Il faut savoir que la liberté d'expression est beaucoup plus forte outre-Atlantique qu'en France ou en Allemagne. L'expression de la hiérarchisation raciale, la défense de la suprématie de la « race » blanche, est protégée par la Constitution. Il n’y a pas d’exception « nazie » au Premier Amendement, qui permet de tout dire et de porter tout type de symboles (la croix gammée...). Si je dis en France que « l'esclavage est bon pour les Noirs » ou que « Hilter a eu raison de vouloir exterminer le peuple juif », j’aurai des ennuis avec la justice. Car ces expressions constituent des délits au regard de la loi. Aux Etats-Unis, non seulement je ne risque aucune sanction juridique, mais la police américaine doit me protéger si je veux exercer mon droit de manifester pour défendre ces propos. Saint-Just disait : « Pas de liberté pour les ennemis de la liberté ». Aux Etats-Unis, la liberté est également offerte aux ennemis de la liberté. En revanche, la violence physique est évidemment réprimée.  

La responsabilité de Donald Trump dans ces événements provient du fait d'avoir fait sauter un certain nombre de verrous de la parole durant la campagne électorale. Parce que si le premier amendement permet l'expression de toutes les opinions, la société américaine s'interdisait l'expression de certains préjugés. Et Donald Trump est le premier candidat gagnant l’élection suprême à avoir dénoncé ce qu’il a qualifié de « politiquement correct ».

Donald Trump entend dire « sa » vérité (pour lui, « la » vérité) sur « les femmes », « les Noirs », « les Hispaniques », « les Musulmans ». La logique consiste à ajouter : « Si vous n’êtes pas d’accord avec moi et avec l’expression de mes préjugés, c’est que vous êtes prisonnier d’un système médiatique tenu par des élites de gauche qui brident la parole ». Le terme de« politically correct » est destiné à dénoncer l'impossibilité d'exprimer des préjugés à l'encontre des minorités.   

En quoi la situation actuelle pourrait-elle permettre une prise de conscience ?
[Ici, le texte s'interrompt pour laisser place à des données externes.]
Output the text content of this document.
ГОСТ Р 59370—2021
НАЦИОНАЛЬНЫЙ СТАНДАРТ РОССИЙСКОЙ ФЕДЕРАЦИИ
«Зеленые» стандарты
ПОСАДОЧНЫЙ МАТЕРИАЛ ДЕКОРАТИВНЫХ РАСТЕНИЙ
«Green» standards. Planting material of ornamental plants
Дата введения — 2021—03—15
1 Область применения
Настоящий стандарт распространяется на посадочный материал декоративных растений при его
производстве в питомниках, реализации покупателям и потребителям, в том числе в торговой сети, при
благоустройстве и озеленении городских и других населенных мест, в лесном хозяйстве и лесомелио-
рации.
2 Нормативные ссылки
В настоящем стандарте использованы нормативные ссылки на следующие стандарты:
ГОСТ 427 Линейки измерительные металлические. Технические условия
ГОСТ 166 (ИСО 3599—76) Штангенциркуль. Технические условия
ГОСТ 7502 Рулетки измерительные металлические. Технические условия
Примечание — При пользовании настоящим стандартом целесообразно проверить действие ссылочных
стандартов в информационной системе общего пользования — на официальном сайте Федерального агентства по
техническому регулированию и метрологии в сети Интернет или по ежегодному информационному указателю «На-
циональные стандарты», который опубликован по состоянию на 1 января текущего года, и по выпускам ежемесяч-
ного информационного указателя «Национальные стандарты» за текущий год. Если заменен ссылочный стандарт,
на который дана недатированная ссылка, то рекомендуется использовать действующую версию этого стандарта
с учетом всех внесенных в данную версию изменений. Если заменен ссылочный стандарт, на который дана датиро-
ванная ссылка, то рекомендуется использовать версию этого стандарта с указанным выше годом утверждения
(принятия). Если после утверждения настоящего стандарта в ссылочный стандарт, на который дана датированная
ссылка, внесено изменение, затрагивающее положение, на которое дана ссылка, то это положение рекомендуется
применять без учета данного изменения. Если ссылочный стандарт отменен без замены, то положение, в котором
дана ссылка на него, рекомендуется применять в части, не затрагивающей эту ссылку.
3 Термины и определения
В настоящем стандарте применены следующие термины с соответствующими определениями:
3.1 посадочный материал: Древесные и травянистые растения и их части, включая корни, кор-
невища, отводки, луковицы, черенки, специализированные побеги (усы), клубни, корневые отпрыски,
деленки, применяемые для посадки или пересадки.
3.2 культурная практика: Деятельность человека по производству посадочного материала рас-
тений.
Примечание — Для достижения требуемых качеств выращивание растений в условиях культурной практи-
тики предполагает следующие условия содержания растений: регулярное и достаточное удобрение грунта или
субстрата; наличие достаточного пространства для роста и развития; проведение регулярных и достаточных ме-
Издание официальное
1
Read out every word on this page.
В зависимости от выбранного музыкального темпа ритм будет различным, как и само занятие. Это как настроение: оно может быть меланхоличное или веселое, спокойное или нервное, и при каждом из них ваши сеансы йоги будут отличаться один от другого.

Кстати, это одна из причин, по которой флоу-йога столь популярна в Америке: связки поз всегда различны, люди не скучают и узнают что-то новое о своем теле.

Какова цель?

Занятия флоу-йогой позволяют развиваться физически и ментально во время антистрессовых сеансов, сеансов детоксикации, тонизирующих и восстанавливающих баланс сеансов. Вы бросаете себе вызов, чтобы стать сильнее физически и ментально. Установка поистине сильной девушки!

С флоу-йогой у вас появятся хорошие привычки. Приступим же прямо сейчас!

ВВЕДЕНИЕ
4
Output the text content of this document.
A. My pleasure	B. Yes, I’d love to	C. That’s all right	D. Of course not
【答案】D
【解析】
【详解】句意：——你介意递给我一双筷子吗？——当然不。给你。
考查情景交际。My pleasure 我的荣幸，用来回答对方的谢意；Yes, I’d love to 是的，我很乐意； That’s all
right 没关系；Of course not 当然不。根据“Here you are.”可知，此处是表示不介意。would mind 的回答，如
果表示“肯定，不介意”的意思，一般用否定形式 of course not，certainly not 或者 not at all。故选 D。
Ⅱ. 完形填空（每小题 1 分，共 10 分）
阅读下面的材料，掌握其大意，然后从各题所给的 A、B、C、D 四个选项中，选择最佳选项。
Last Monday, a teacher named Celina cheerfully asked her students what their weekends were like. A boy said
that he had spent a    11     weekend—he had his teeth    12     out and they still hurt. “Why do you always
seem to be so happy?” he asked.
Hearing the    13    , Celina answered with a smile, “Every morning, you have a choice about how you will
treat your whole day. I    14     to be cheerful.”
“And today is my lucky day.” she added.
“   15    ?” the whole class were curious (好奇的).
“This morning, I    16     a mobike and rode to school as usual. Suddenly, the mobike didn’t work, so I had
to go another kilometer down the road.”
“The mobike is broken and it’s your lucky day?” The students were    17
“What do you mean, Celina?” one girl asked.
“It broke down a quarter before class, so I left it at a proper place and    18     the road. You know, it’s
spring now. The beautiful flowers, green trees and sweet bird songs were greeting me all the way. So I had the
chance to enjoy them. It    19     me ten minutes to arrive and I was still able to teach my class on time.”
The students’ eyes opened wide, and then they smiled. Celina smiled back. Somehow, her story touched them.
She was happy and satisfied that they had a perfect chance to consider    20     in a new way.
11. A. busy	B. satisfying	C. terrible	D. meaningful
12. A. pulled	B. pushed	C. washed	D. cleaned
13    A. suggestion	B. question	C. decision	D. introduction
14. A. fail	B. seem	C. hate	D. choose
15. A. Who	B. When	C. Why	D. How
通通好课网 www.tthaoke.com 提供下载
La société américaine se retrouve face à ses ambiguïtés historiques. Elle est profondément divisée sur ces questions, mais la majorité pousse pour une unité du pays. Mais pour le Sud des Etats-Unis pourrait bien être à un tournant historique. Il y a une volonté de tourner une page de cette histoire, de montrer que l'on peut être fier d'être du Sud (de Virginie, de Caroline du Sud, de la Louisiane etc.) sans pour autant être fier de l'esclavage, de la ségrégation et des lynchages. Il ne faut pas oublier que les déboulonnages des statues sont ordonnés par les conseils municipaux des villes du Sud (comme à Charlottesville) et non pas par l’Etat fédéral.

Cependant, nous polarisons notre attention sur les groupes extrêmes, certes peu nombreux mais qui sont très visibles. Les « Miliciamen » sont des milices paramilitaires fortement armés. Ils prônent une nation blanche où les Blancs pourraient vivre entre eux. Ils assurent le service d’ordre de groupes diversifiés (Ku Klux Klan, nazis, white supremacists) mais qui tentent de s’unifier (« Unite the right »). Et ces mouvements qui habituellement sont très hostiles au gouvernement fédéral voient désormais Trump comme un sauveur. La Maison-Blanche semble aujourd’hui sous influence de la mouvance « Breitbart », au grand dam du chief of staff John Kelly. Si Steven Bannon vient de démissionner, il reste d’autres ethno-nationalistes autour du Président, comme Sebastian Gorka et Stephen Miller.